In your working directory, create a JSON file with this content named
Adfv2QuickStartPipeline.json
:{ "name": "Adfv2QuickStartPipeline", "properties": { "activities": [ { "name": "CopyFromBlobToBlob", "type": "Copy", "dependsOn": [], "policy": { "timeout": "7.00:00:00", "retry": 0, "retryIntervalInSeconds": 30, "secureOutput": false, "secureInput": false }, "userProperties": [], "typeProperties": { "source": { "type": "BinarySource", "storeSettings": { "type": "AzureBlobStorageReadSettings", "recursive": true } }, "sink": { "type": "BinarySink", "storeSettings": { "type": "AzureBlobStorageWriteSettings" } }, "enableStaging": false }, "inputs": [ { "referenceName": "InputDataset", "type": "DatasetReference" } ], "outputs": [ { "referenceName": "OutputDataset", "type": "DatasetReference" } ] } ], "annotations": [] } }
Create a pipeline named
Adfv2QuickStartPipeline
by using the az datafactory pipeline create command:az datafactory pipeline create --resource-group ADFQuickStartRG \ --factory-name ADFTutorialFactory --name Adfv2QuickStartPipeline \ --pipeline Adfv2QuickStartPipeline.json
Run the pipeline by using the az datafactory pipeline create-run command:
az datafactory pipeline create-run --resource-group ADFQuickStartRG \ --name Adfv2QuickStartPipeline --factory-name ADFTutorialFactory
This command returns a run ID. Copy it for use in the next command.

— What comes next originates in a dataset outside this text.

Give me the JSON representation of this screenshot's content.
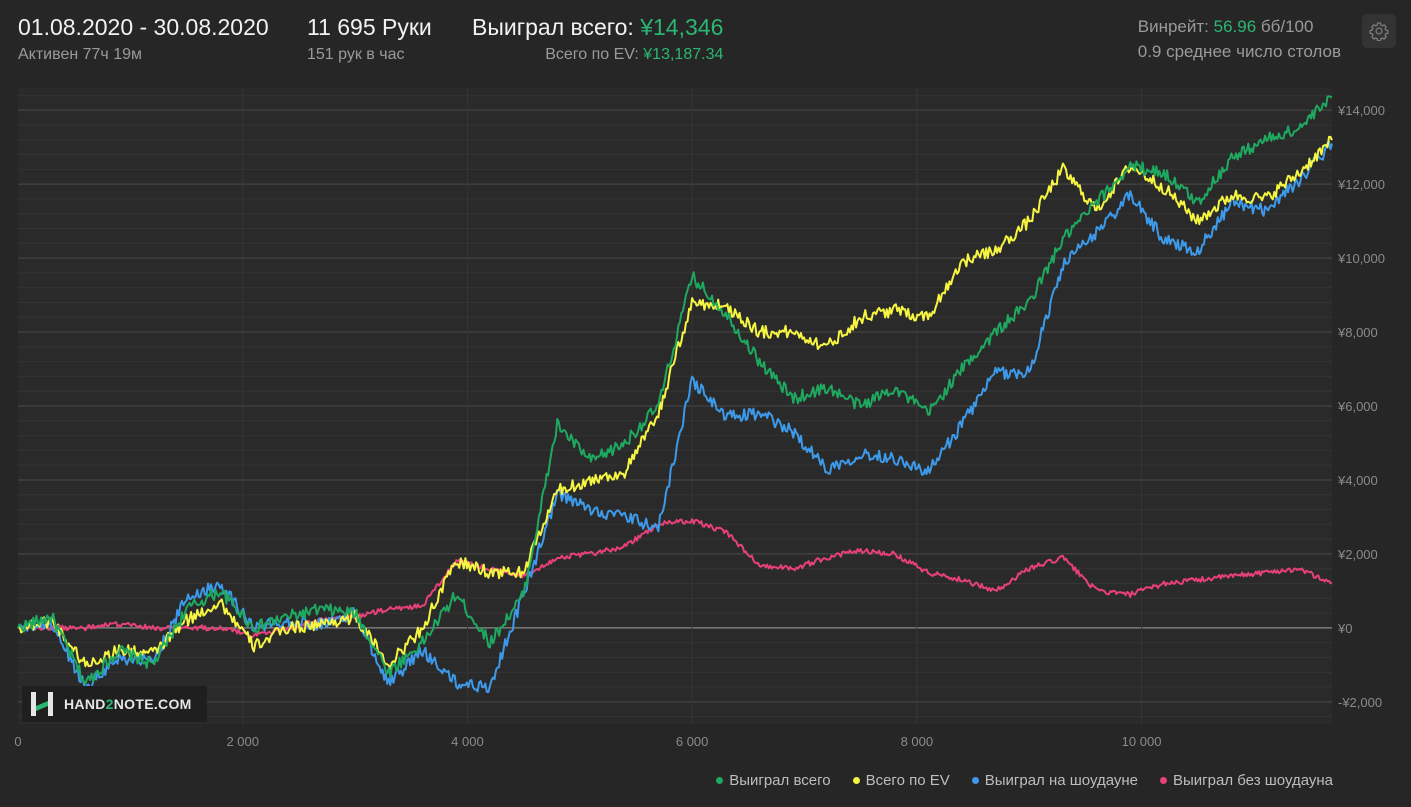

Verify that the pipeline run succeeded by using the az datafactory pipeline-run show command:
az datafactory pipeline-run show --resource-group ADFQuickStartRG \ --factory-name ADFTutorialFactory --run-id 00000000-0000-0000-0000-000000000000
You can also verify that your pipeline ran as expected by using the Azure portal. For more information, see Review deployed resources.
Clean up resources
All of the resources in this quickstart are part of the same resource group. To remove them all, use the az group delete command:
az group delete --name ADFQuickStartRG
If you're using this resource group for anything else, instead, delete individual resources. For instance, to remove the linked service, use the az datafactory linked-service delete command.
In this quickstart, you created the following JSON files:
- AzureStorageLinkedService.json
- InputDataset.json
- OutputDataset.json
- Adfv2QuickStartPipeline.json
Delete them by using standard Bash commands.